By Jack Ryan, For The Miami Student
In many recent romance films, love seems to be formulaic. You have the same shallow characters, the familiar settings, with the possibility of a slight twist near the end, but nothing that isn't overcome easily. You can be 10, 15 minutes into a picture and know exactly where it's heading, creating this viral cycle of what 'love is supposed to be.'
Paul Thomas Anderson's 2002 Palme D'or winner "Punch-Drunk Love" is nothing like this. It defies pre-set ideas of the rom-com and does what was once considered impossible; it is a good, serious Adam Sandler film.
"Punch-Drunk Love" follows Barry Egan (a wonderfully dramatic Adam Sandler), a hyper-internalized novelty salesman who is prone to spasms of uncontrollable rage as his only form of catharsis. Barry is clearly very lonely. His only acquaintances seem to be his friendly co-worker Lance (Luis Gusmán) and his seven sisters who have subjected him to a life filled with verbal and emotional torment. His longing for companionship becomes so desperate that he makes a call to a phone sex line and foolishly reveals all of his personal info, just to talk to someone. He needs something else in his life.
That something else is Lena (Emily Watson), the self-confessed antithesis of Barry. She is unusually honest where he blatantly lies, her red dresses contrast beautifully with his bright blue suit and she embodies each frame with this warm, caring presence. She makes such an impact, that you can feel her in scenes that she is not physically present, as a red passerby in the background or as a visual symphony of color. Sometimes, it even seems like she is just off-screen, but in Sandler's line of vision, calming him down or amping up his feelings of desire.
Speaking of Sandler, his performance as Barry is equal parts heart wrenching and hilariously uncomfortable. He spends much of his time on screen mentally or physically pushed in a corner, and when he occupies the full frame, he is either frantically bouncing around with nervous tics and stutters, or subtly simmering with emotion. Sandler is in full control of a man who has no handle on his existence and finds a way to make this clear.
While "Punch-Drunk Love" is certainly an unconventional romance, it still agrees with some traditions of rom-com. In the film's first moments, Anderson shows that he agrees with the idea of 'love at first sight,' but it isn't expressed through the slow motion double take we've seen so many times before. In "Punch-Drunk Love," Barry witnessing an unsettling car accident is almost immediately juxtaposed with him meeting Lena for the first time, giving their first impression a jarring undertone. Although their encounter is brief, nothing is the same.
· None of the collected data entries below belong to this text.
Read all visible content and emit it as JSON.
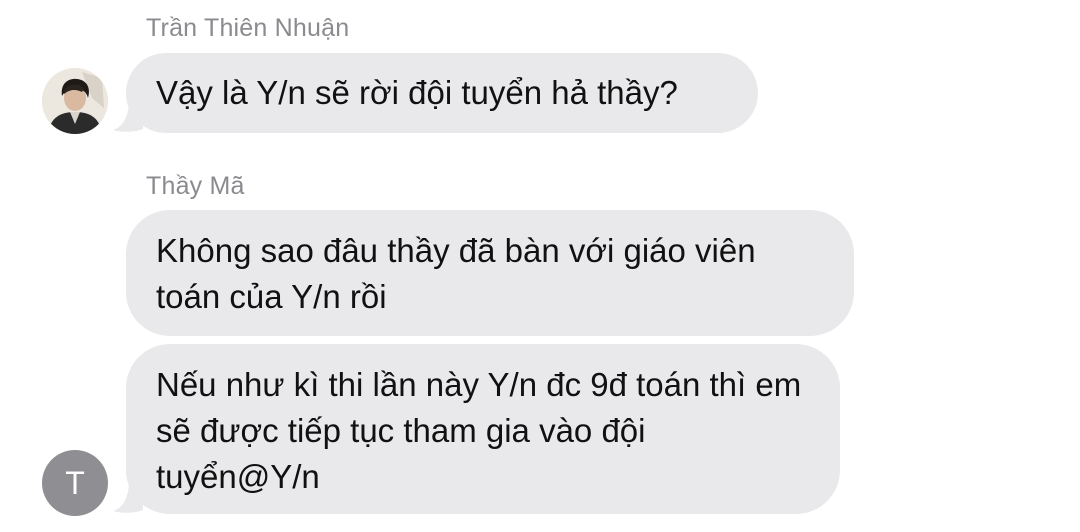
{
  "conversation": {
    "groups": [
      {
        "sender": "Trần Thiên Nhuận",
        "avatar_type": "photo",
        "messages": [
          "Vậy là Y/n sẽ rời đội tuyển hả thầy?"
        ]
      },
      {
        "sender": "Thầy Mã",
        "avatar_type": "initial",
        "avatar_initial": "T",
        "messages": [
          "Không sao đâu thầy đã bàn với giáo viên toán của Y/n rồi",
          "Nếu như kì thi lần này Y/n đc 9đ toán thì em sẽ được tiếp tục tham gia vào đội tuyển@Y/n"
        ]
      }
    ]
  },
  "colors": {
    "bubble_bg": "#e9e9eb",
    "sender_name": "#8a8a8f",
    "avatar_initial_bg": "#8e8e93"
  }
}
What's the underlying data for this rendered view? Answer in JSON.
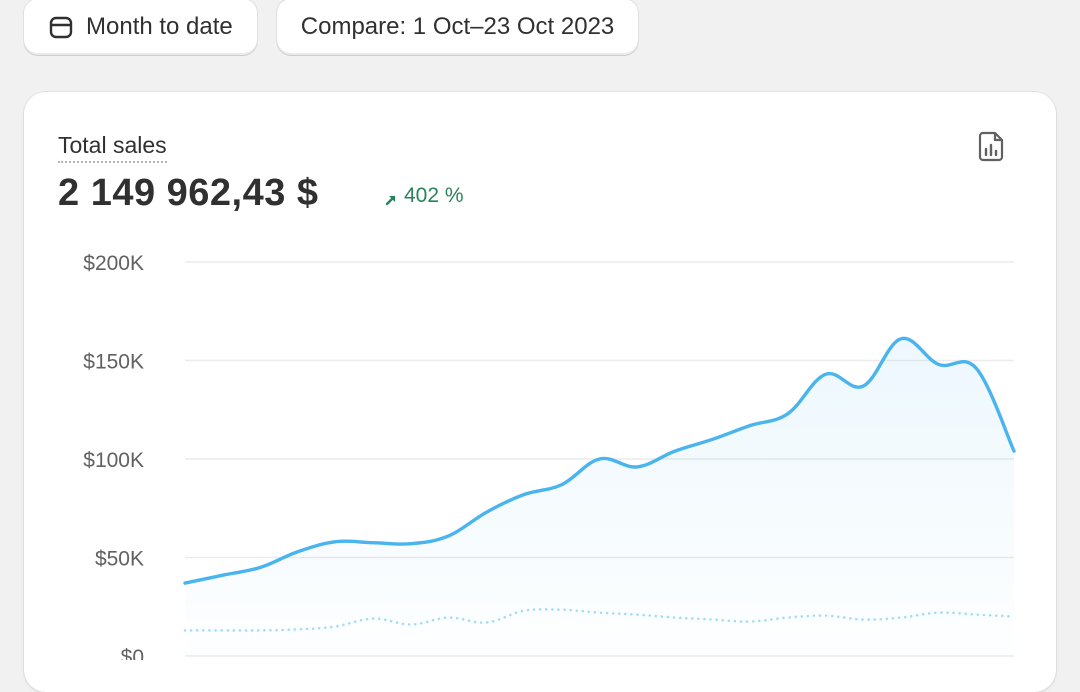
{
  "toolbar": {
    "date_range_label": "Month to date",
    "compare_label": "Compare: 1 Oct–23 Oct 2023"
  },
  "icons": {
    "calendar": "calendar-icon",
    "export": "chart-report-icon",
    "delta_arrow": "arrow-up-right-icon"
  },
  "metric": {
    "label": "Total sales",
    "value": "2 149 962,43 $",
    "delta": "402 %"
  },
  "colors": {
    "primary_series": "#4ab4ee",
    "comparison_series": "#a6dcf6",
    "delta_positive": "#29845a",
    "gridline": "#ebebeb"
  },
  "chart_data": {
    "type": "line",
    "title": "",
    "xlabel": "",
    "ylabel": "",
    "ylim": [
      0,
      200000
    ],
    "yticks": [
      "$0",
      "$50K",
      "$100K",
      "$150K",
      "$200K"
    ],
    "ytick_values": [
      0,
      50000,
      100000,
      150000,
      200000
    ],
    "grid": true,
    "series": [
      {
        "style": "solid",
        "color": "#4ab4ee",
        "values": [
          37000,
          41000,
          45000,
          53000,
          58000,
          57500,
          57000,
          61000,
          73000,
          82000,
          87000,
          100000,
          96000,
          104000,
          110000,
          117000,
          123000,
          143000,
          137000,
          161000,
          148000,
          146000,
          104000
        ]
      },
      {
        "style": "dotted",
        "color": "#a6dcf6",
        "values": [
          13000,
          13000,
          13000,
          13500,
          15000,
          19000,
          16000,
          19500,
          17000,
          23000,
          23500,
          22000,
          21000,
          19500,
          18500,
          17500,
          19500,
          20500,
          18500,
          19500,
          22000,
          21000,
          20000
        ]
      }
    ]
  }
}
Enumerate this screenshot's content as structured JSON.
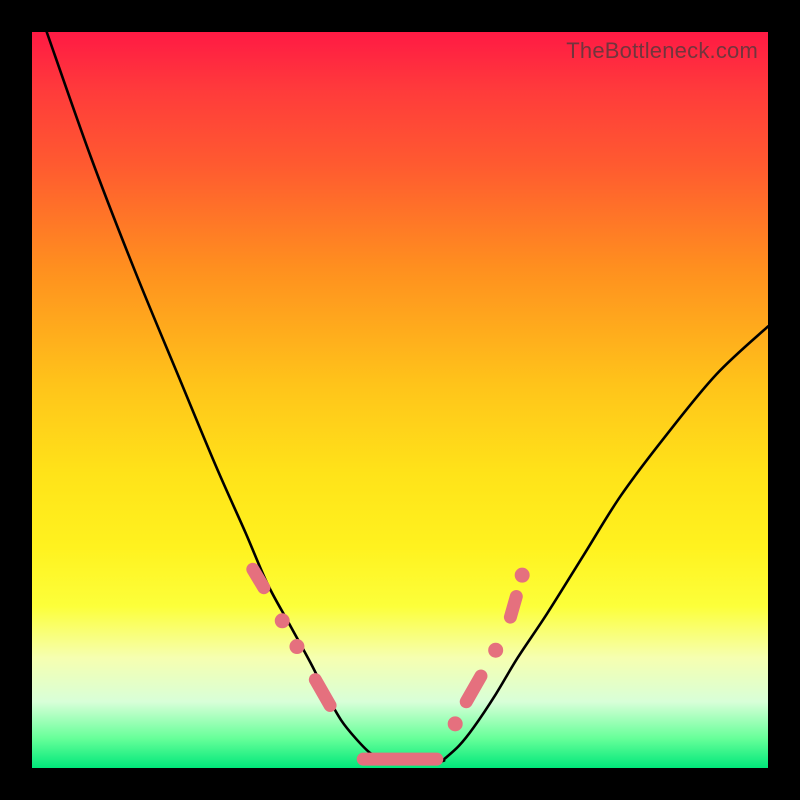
{
  "source_watermark": "TheBottleneck.com",
  "chart_data": {
    "type": "line",
    "title": "",
    "xlabel": "",
    "ylabel": "",
    "xlim": [
      0,
      100
    ],
    "ylim": [
      0,
      100
    ],
    "background_gradient": {
      "top_color": "#ff1a44",
      "middle_color": "#ffe319",
      "bottom_color": "#00e77a",
      "meaning": "red=high bottleneck, green=no bottleneck"
    },
    "series": [
      {
        "name": "left-curve",
        "description": "steep descending curve from upper-left to valley floor",
        "x": [
          2,
          8,
          14,
          20,
          25,
          29,
          32,
          35,
          38,
          40,
          42,
          44,
          46,
          48
        ],
        "values": [
          100,
          83,
          67.5,
          53,
          41,
          32,
          25,
          19.5,
          14,
          10,
          6.5,
          4,
          2,
          1
        ]
      },
      {
        "name": "right-curve",
        "description": "ascending curve from valley floor toward upper-right",
        "x": [
          56,
          58,
          60,
          63,
          66,
          70,
          75,
          80,
          86,
          93,
          100
        ],
        "values": [
          1.2,
          3,
          5.5,
          10,
          15,
          21,
          29,
          37,
          45,
          53.5,
          60
        ]
      },
      {
        "name": "valley-floor",
        "description": "flat optimal region at bottom",
        "x": [
          46,
          50,
          54,
          56
        ],
        "values": [
          1,
          0.6,
          0.6,
          1
        ]
      }
    ],
    "highlighted_segments": {
      "description": "salmon-pink marker capsules along the curve near the valley",
      "left_side_points": [
        [
          30,
          27
        ],
        [
          31.5,
          24.5
        ],
        [
          34,
          20
        ],
        [
          36,
          16.5
        ],
        [
          38.5,
          12
        ],
        [
          40.5,
          8.5
        ]
      ],
      "floor_segment": {
        "x_start": 45,
        "x_end": 55,
        "y": 1.2
      },
      "right_side_points": [
        [
          57.5,
          6
        ],
        [
          59,
          9
        ],
        [
          61,
          12.5
        ],
        [
          63,
          16
        ],
        [
          65,
          20.5
        ],
        [
          65.8,
          23.3
        ],
        [
          66.6,
          26.2
        ]
      ]
    }
  }
}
As Barry and Lena collide throughout this ridiculous plot line, color and sound become clear focal points. Jon Brion's score is a brilliant blend of ambience, harmonium and pure noise that exaggerates the constant barrage on Barry's psyche and emphasizes the calming effect Lena has on him. Robert Elswit uses many long takes to give Barry mobility, while still giving the impression that he is claustrophobically ricocheting around. Due to Elswit's masterful and unorthodox use of shadow and light, this film can occasionally be visually confusing to some, but for most it will be aesthetically gorgeous throughout.
One shouldn't be deterred because this is considered "the art house Adam Sandler movie," but rather should be aware that it is radically different than any other Sandler flick (or generic romance) in almost every sense. Where other romance films would fall back on the successfully set tropes and stereotypes of the past, this movie embraces its originality. It's weird, because love itself is weird. Beautifully, hopelessly, intoxicatingly weird.
However you end up spending your Valentine's Day weekend, alone or with others, remember that "Punch-Drunk Love" is available through the wonderful convenience that is Netflix.